Depending on the cause, delirium can be reversible, for example, if the patient has an infection, urinary retention, or if the delirium is caused by medications.
However, delirium that develops in the last few hours and days of life may not be reversible. This is because it’s likely to be due to untreatable causes such as multiple organ failure. In this case, investigations to find a cause are rarely appropriate.
What can I do to support someone with delirium?
If you think someone has delirium, you should tell the GP, district nurse or specialist nurse. You should also contact them if the person or those close to them are distressed, or if you’re concerned about safety.

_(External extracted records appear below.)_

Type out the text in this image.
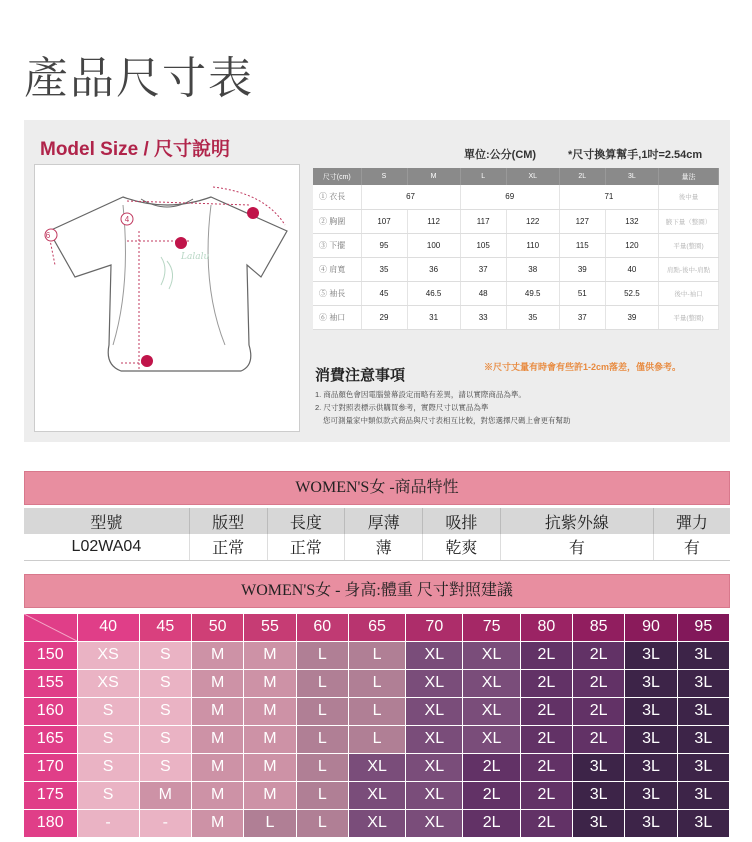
產品尺寸表
Model Size / 尺寸說明	單位:公分(CM)	*尺寸換算幫手,1吋=2.54cm
Lalalu
6
4
尺寸(cm)	S	M	L	XL	2L	3L	量法
① 衣長	67		69		71		後中量
② 胸圍	107	112	117	122	127	132	腋下量（整圈）
③ 下擺	95	100	105	110	115	120	平量(整圈)
④ 肩寬	35	36	37	38	39	40	肩點-後中-肩點
⑤ 袖長	45	46.5	48	49.5	51	52.5	後中-袖口
⑥ 袖口	29	31	33	35	37	39	平量(整圈)
消費注意事項	※尺寸丈量有時會有些許1-2cm落差，僅供參考。
1. 商品顏色會因電腦螢幕設定而略有差異，請以實際商品為準。
2. 尺寸對照表標示供購買參考，實際尺寸以實品為準
您可測量家中類似款式商品與尺寸表相互比較，對您選擇尺碼上會更有幫助
WOMEN'S女 -商品特性
型號	版型	長度	厚薄	吸排	抗紫外線	彈力
L02WA04	正常	正常	薄	乾爽	有	有
WOMEN'S女 - 身高:體重 尺寸對照建議
	40	45	50	55	60	65	70	75	80	85	90	95
150	XS	S	M	M	L	L	XL	XL	2L	2L	3L	3L
155	XS	S	M	M	L	L	XL	XL	2L	2L	3L	3L
160	S	S	M	M	L	L	XL	XL	2L	2L	3L	3L
165	S	S	M	M	L	L	XL	XL	2L	2L	3L	3L
170	S	S	M	M	L	XL	XL	2L	2L	3L	3L	3L
175	S	M	M	M	L	XL	XL	2L	2L	3L	3L	3L
180	-	-	M	L	L	XL	XL	2L	2L	3L	3L	3L
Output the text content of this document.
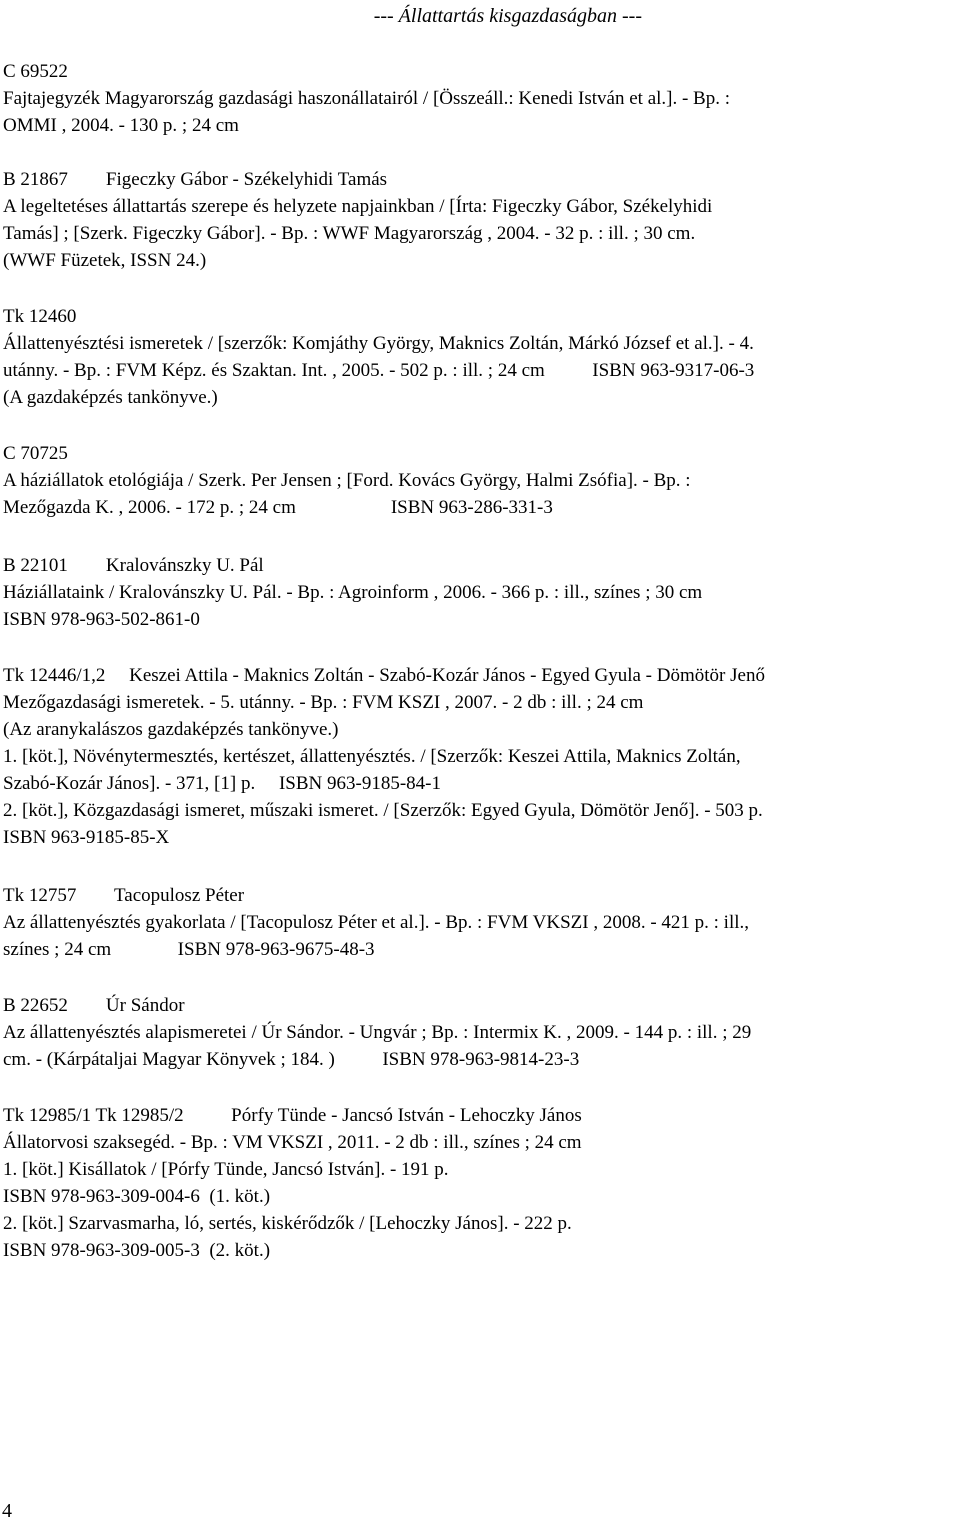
--- Állattartás kisgazdaságban ---
C 69522
Fajtajegyzék Magyarország gazdasági haszonállatairól / [Összeáll.: Kenedi István et al.]. - Bp. :
OMMI , 2004. - 130 p. ; 24 cm
B 21867        Figeczky Gábor - Székelyhidi Tamás
A legeltetéses állattartás szerepe és helyzete napjainkban / [Írta: Figeczky Gábor, Székelyhidi
Tamás] ; [Szerk. Figeczky Gábor]. - Bp. : WWF Magyarország , 2004. - 32 p. : ill. ; 30 cm.
(WWF Füzetek, ISSN 24.)
Tk 12460
Állattenyésztési ismeretek / [szerzők: Komjáthy György, Maknics Zoltán, Márkó József et al.]. - 4.
utánny. - Bp. : FVM Képz. és Szaktan. Int. , 2005. - 502 p. : ill. ; 24 cm          ISBN 963-9317-06-3
(A gazdaképzés tankönyve.)
C 70725
A háziállatok etológiája / Szerk. Per Jensen ; [Ford. Kovács György, Halmi Zsófia]. - Bp. :
Mezőgazda K. , 2006. - 172 p. ; 24 cm                    ISBN 963-286-331-3
B 22101        Kralovánszky U. Pál
Háziállataink / Kralovánszky U. Pál. - Bp. : Agroinform , 2006. - 366 p. : ill., színes ; 30 cm
ISBN 978-963-502-861-0
Tk 12446/1,2     Keszei Attila - Maknics Zoltán - Szabó-Kozár János - Egyed Gyula - Dömötör Jenő
Mezőgazdasági ismeretek. - 5. utánny. - Bp. : FVM KSZI , 2007. - 2 db : ill. ; 24 cm
(Az aranykalászos gazdaképzés tankönyve.)
1. [köt.], Növénytermesztés, kertészet, állattenyésztés. / [Szerzők: Keszei Attila, Maknics Zoltán,
Szabó-Kozár János]. - 371, [1] p.     ISBN 963-9185-84-1
2. [köt.], Közgazdasági ismeret, műszaki ismeret. / [Szerzők: Egyed Gyula, Dömötör Jenő]. - 503 p.
ISBN 963-9185-85-X
Tk 12757        Tacopulosz Péter
Az állattenyésztés gyakorlata / [Tacopulosz Péter et al.]. - Bp. : FVM VKSZI , 2008. - 421 p. : ill.,
színes ; 24 cm              ISBN 978-963-9675-48-3
B 22652        Úr Sándor
Az állattenyésztés alapismeretei / Úr Sándor. - Ungvár ; Bp. : Intermix K. , 2009. - 144 p. : ill. ; 29
cm. - (Kárpátaljai Magyar Könyvek ; 184. )          ISBN 978-963-9814-23-3
Tk 12985/1 Tk 12985/2          Pórfy Tünde - Jancsó István - Lehoczky János
Állatorvosi szaksegéd. - Bp. : VM VKSZI , 2011. - 2 db : ill., színes ; 24 cm
1. [köt.] Kisállatok / [Pórfy Tünde, Jancsó István]. - 191 p.
ISBN 978-963-309-004-6  (1. köt.)
2. [köt.] Szarvasmarha, ló, sertés, kiskérődzők / [Lehoczky János]. - 222 p.
ISBN 978-963-309-005-3  (2. köt.)
4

Check the person’s care plan to see if they have made any advance wishes about care and treatment they would and would not like to have if they delirium.
Good nursing and supportive care is the most important factor in managing and treating the symptoms of delirium in the palliative care setting. There are many things you can do to help keep the patient safe, to re-orientate them and to help them sleep.
What is the medical treatment for delirium?
Medical treatment might include:
Investigation and treatment, where appropriate, of underlying and reversible causes of delirium, such as infection, dehydration and electrolyte imbalance.
Medication to manage the symptoms of delirium, such as haloperidol or other antipsychotics. The role of medication is controversial. Drugs do not replace good nursing and supportive care.
Palliative sedation – this means sedating someone in their last days or hours. Palliative sedation is only carried out if the delirium isn’t reversible and the person is highly distressed despite receiving all other care. Comfort and the relief of distress are the aims of treatment. It’s important to explain this carefully and sensitively to family, or others close to the patient.
How can I support the person’s family and friends?
Delirium can be frightening for patients, but it’s often even more distressing for family and friends. It’s important to talk with those close to the patient about delirium, what could be causing it, and what might happen next. Explaining what’s happening and supporting family or friends is a very important part of managing delirium. Encourage them to stay with the person to give them reassurance and support. You may find it helpful to share our information for patients and their families and friends on delirium.